Many, including myself, reject the idea that Source has no purpose and the simulation is meaningless. So, why is there a simulation? As hypotheses about such things go, I find the hypothesis offered by Tom Campbell, in his trilogy My Big TOE, as likely as any other that I’ve heard. Campbell makes the assumption that evolution, as a process, is implicit in the nature of things or a core aspect of the whole. It applies not only to life, as we experience it but also to Source. The driving goal posited for the evolutionary process is reduction of entropy. He suggests that a simulation is the method used by Source to decrease its entropy and thereby evolve. All of the compartmentalized consciousnesses employed in the simulation are evolving toward a reduction in entropy. Perhaps Source is employing something akin to parallel processing to more efficiently reduce the entropy of the whole. When a compartmentalized consciousness embodied in an avatar arrives at a level of entropy within the simulation that can make a contribution to the whole, the simulation is transcended, in a manner of speaking, and one continues to progress with greater awareness of being an aspect of the whole.

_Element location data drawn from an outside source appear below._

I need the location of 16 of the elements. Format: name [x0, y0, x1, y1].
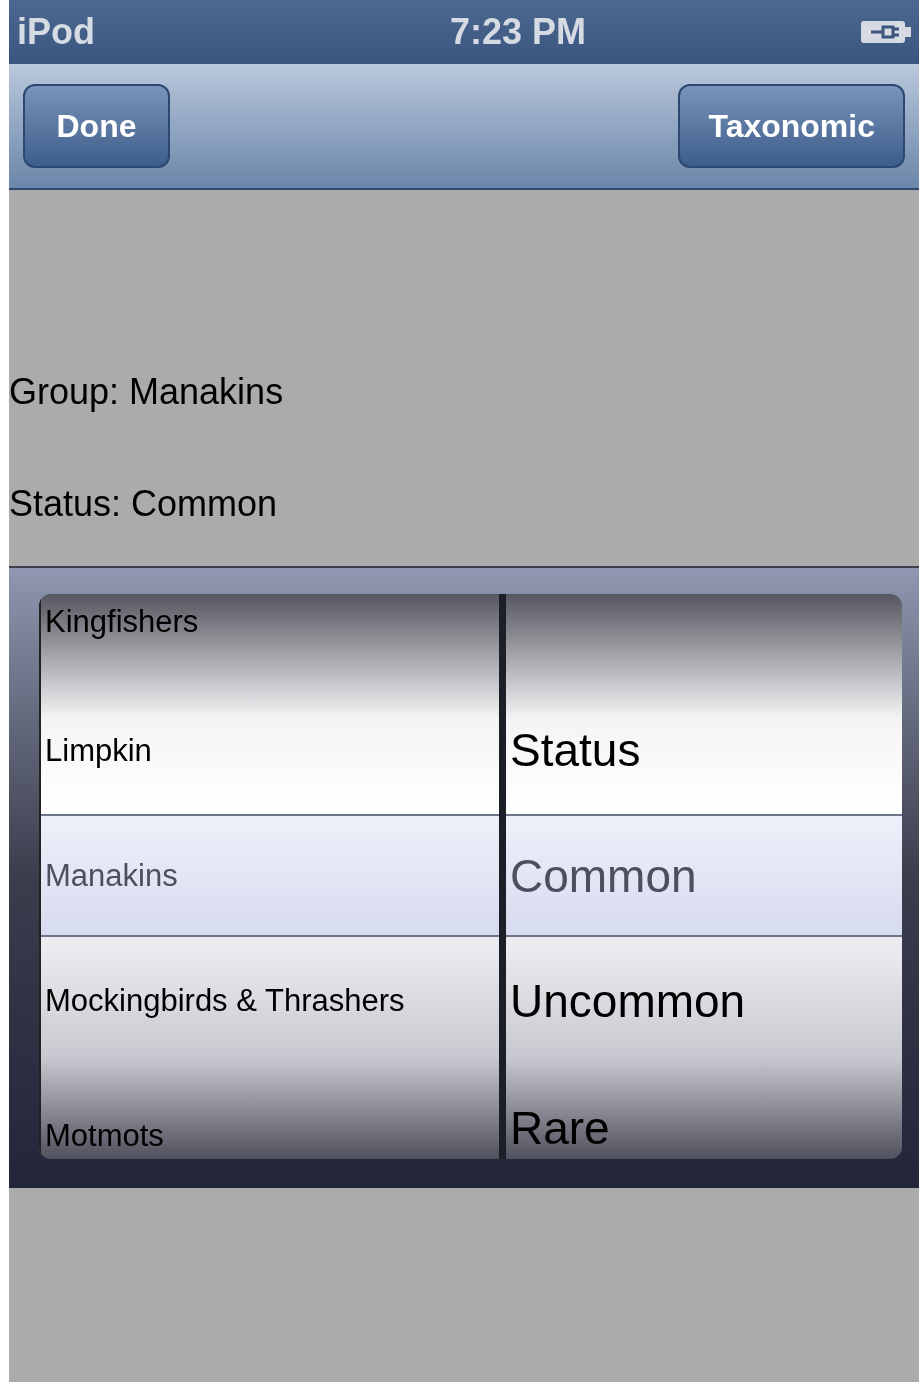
picker-row[interactable]: Manakins [41, 814, 499, 937]
detail-text: Group: Manakins [9, 374, 285, 410]
picker-row[interactable]: Kingfishers [41, 594, 499, 686]
picker-row[interactable]: Status [506, 686, 902, 814]
picker-row[interactable]: Uncommon [506, 937, 902, 1064]
done-button[interactable]: Done [23, 84, 170, 168]
clock-time: 7:23 PM [449, 10, 587, 54]
picker-row[interactable]: Motmots [41, 1064, 499, 1159]
picker-row[interactable]: Limpkin [41, 686, 499, 814]
battery-charging-icon [861, 19, 911, 45]
carrier-label: iPod [17, 10, 95, 54]
sort-button[interactable]: Taxonomic [678, 84, 905, 168]
picker-row[interactable]: Mockingbirds & Thrashers [41, 937, 499, 1064]
picker-row[interactable]: Common [506, 814, 902, 937]
detail-text: Status: Common [9, 486, 279, 522]
picker-row[interactable]: Rare [506, 1064, 902, 1159]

This perspective is one that has something meaningful to say to the avatars in the simulation (a.k.a. the world). It says they have a purpose and they can make choices and take actions that are meaningful within the context in which they operate. Indeed, they can affect their own state of compartmentalized consciousness by lowering their entropy through those choices and actions. This breaks down their resistance to just being and can bring them to a point where they are available to the Absolute and are in resonance with Source. This in turn serves Source by decreasing the entropy of Source. Perhaps, some or all mystics might argue, based on their experience, that Source is perfect and has no need to evolve. However, why should one believe that the understanding of mystics, still living in the simulation through a fictive-self (even though greatly diminished), is itself complete and perfect. It seems unlikely to me but then who am I but an ignorant puppet compelled by the Divine to write this meaningless essay that speaks to no purpose.